February 22, 2023

IntelBrief: Will the United Kingdom Proscribe the Wagner Group as a Terrorist Entity?

AP Photo/David Cliff

Bottom Line Up Front

  • The Wagner Group, a Russian private military company headed by Putin ally Yevgeny Prigozhin, is reportedly being considered for terrorism proscription by the United Kingdom.
  • A possible UK proscription of Wagner pursuant to the Terrorism Act of 2000 would result in new legal consequences for members and sympathizers and work to limit Wagner’s reach globally.
  • To date, no regulatory or legal authority within a government has formally labeled Wagner as a terrorist group; the UK would set a precedent by doing so.
  • While a proscription would raise the stakes against the group, the impact of such a designation lies in the implementation of the sanction and legal support for stringent enforcement.

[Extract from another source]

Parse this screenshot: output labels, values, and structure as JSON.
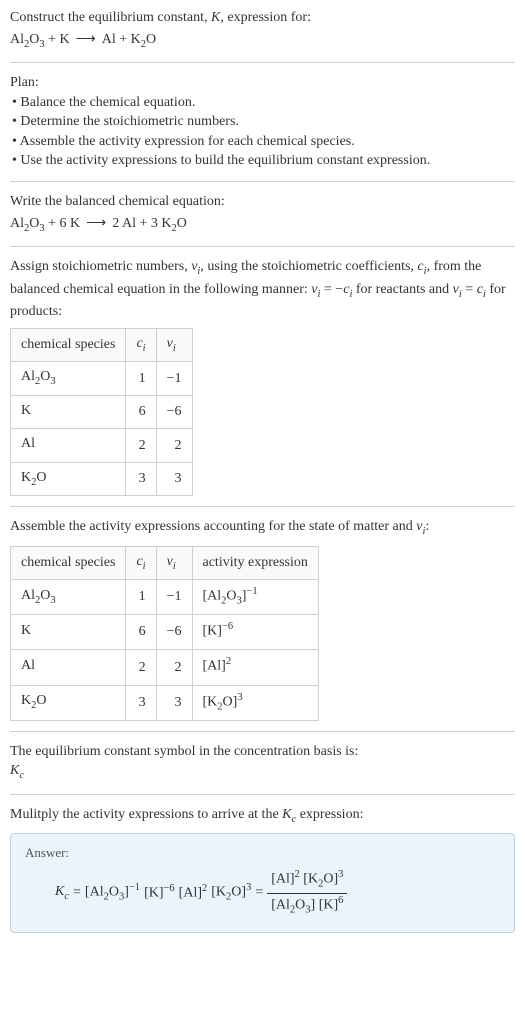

Reports suggest that the United Kingdom’s Home Office is in the process of formally labeling the Wagner Group, a Russia-based private military security company fighting in Ukraine, among other places, as a terrorist group. The Wagner Group is already subject to a broad array of targeted financial sanctions imposed upon it by various governments, including the United Kingdom. Yet, to date, no government has made the decision to proscribe the Wagner Group for being engaged in terrorist activity or terrorism. Such a move by the United Kingdom would set a precedent for Wagner’s status – increasing the stakes for the group as it continues to expand its operations globally. The United Kingdom was already ahead of the curve in designating a violent far-right extremist movement, National Action, as a terrorist group; they have subsequently proscribed several additional extreme right-wing groups as terrorists. While the United States recently designated the Wagner Group as a transnational criminal organization (TCO) pursuant to an executive order, the impact of that designation is relatively minor because the U.S. TCO designation did not create new legal consequences for those who would support the group. In contrast, a UK designation of Wagner as a terrorist group could have significant normative and tangible effects and prompt questions about whether the United States would follow suit.

If the UK proscribes the Wagner Group as a terrorist entity, it would do so under the Terrorism Act of 2000. Such a designation would make Wagner, and its supporters, subject to significant constraints, including potential criminal penalties. Some of these consequences, such as an asset freeze, are already being applied to the Wagner Group by virtue of existing sanctions deployed against the group. Others, such as criminalizing the act of wearing, carrying, or displaying articles in public such that there is reasonable suspicion that the individual is a member or supporter of the group, are less substantial. Moreover, the mere expression of a belief or opinion of the proscribed group could result in criminal penalties. In contrast, the UK’s current approach of targeted financial measures focusing on Wagner has relied on Russia sanctions-related regulations that primarily aim to freeze any assets the Wagner Group may possess due to its undermining of Ukraine’s territorial integrity.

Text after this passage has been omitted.